🤖 AI Summary
This work addresses negative transfer in cross-center thyroid ultrasound analysis caused by asymmetric degradation of geometric and textural cues. To mitigate this, the authors propose MKGA, a lightweight decoder-side adapter, along with its residual variant ResMKGA. The method integrates multi-scale skip-connection features and employs a multi-receptive-field aggregation strategy combined with a semantic gating mechanism to suppress artifact interference, thereby enhancing robustness in both segmentation and malignancy risk assessment.

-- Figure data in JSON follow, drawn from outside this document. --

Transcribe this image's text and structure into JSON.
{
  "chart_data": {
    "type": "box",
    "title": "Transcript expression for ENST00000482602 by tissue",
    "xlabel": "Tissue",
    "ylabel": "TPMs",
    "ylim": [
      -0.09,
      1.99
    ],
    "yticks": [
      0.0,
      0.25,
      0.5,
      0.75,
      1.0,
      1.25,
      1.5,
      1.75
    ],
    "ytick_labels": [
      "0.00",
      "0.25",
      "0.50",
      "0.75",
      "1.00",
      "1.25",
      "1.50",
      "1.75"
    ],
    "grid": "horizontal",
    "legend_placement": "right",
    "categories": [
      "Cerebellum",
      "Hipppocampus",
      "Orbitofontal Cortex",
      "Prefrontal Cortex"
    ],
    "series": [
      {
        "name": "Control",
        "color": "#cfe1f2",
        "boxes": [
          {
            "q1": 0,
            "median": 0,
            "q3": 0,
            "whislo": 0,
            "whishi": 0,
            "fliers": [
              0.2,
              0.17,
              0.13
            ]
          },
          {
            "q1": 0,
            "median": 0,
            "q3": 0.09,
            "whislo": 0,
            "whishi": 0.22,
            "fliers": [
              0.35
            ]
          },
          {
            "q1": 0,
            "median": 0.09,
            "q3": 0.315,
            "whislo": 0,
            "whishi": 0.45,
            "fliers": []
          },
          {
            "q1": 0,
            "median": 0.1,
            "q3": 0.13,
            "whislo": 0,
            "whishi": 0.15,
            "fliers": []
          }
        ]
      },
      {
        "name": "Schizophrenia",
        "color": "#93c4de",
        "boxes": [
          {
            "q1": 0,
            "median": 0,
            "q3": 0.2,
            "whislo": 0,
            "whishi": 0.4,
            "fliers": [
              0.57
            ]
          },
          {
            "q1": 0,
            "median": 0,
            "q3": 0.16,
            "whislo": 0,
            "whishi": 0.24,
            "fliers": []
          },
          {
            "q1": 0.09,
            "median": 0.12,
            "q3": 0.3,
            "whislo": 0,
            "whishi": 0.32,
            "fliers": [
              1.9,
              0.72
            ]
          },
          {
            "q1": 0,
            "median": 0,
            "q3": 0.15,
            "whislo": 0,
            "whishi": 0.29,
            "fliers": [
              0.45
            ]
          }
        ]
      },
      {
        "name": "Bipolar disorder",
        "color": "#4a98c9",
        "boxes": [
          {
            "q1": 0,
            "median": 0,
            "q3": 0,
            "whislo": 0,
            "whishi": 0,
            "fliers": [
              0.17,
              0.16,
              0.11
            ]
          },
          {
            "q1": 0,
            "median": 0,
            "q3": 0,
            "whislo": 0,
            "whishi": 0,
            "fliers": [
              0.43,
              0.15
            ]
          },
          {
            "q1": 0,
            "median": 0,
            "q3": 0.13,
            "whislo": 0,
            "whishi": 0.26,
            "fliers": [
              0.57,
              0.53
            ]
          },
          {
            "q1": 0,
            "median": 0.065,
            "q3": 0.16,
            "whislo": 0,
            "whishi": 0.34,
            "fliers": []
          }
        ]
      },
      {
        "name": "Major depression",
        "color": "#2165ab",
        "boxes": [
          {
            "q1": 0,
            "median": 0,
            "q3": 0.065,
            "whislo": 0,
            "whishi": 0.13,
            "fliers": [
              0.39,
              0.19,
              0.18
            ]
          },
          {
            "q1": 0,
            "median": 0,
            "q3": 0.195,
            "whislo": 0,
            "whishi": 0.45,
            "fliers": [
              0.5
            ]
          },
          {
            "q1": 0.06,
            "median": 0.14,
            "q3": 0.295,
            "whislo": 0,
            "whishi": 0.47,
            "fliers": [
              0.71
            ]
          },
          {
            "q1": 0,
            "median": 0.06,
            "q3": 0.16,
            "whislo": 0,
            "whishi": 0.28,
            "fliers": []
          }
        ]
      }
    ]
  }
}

The study further reveals, for the first time, the divergent utilization of geometric versus textural cues by Vision Transformers (ViTs) and CNNs in cross-center transfer, informing the design of a context-aware gating architecture. Evaluated on two thyroid ultrasound benchmarks using ResNet34 and MedSAM backbones, the approach significantly improves cross-center segmentation performance and notably boosts TI-RADS diagnostic accuracy within CNN-based frameworks.
📝 Abstract
Thyroid ultrasound (US) automation couples two competing requirements: global, geometry-driven reasoning for nodule delineation and local, texture-driven reasoning for malignancy risk assessment. Under cross-center domain shift, these cues degrade asymmetrically, yet most multi-task pipelines rely on a single shared backbone, often inducing negative transfer. In this paper, we characterize this interference across CNN (ResNet34) and medical ViT (MedSAM) backbones, and observe a consistent trend: ViTs transfer geometric priors that benefit segmentation, whereas CNNs more reliably preserve texture cues for malignancy discrimination under strong shift and artifacts. Motivated by this failure mode, we propose a lightweight family of decoder-side adapters, the Multi-Kernel Gated Adapter (MKGA) and a residual variant (ResMKGA), which refine multi-scale skip features using complementary receptive fields and apply semantic, context-conditioned gating to suppress artifact-prone content before fusion. Across two US benchmarks, the proposed adapters improve cross-center robustness: they strengthen out-of-domain segmentation and, in the CNN setting, yield clear gains in clinical TI-RADS diagnostic accuracy compared to standard multi-task baselines. Code and models will be released.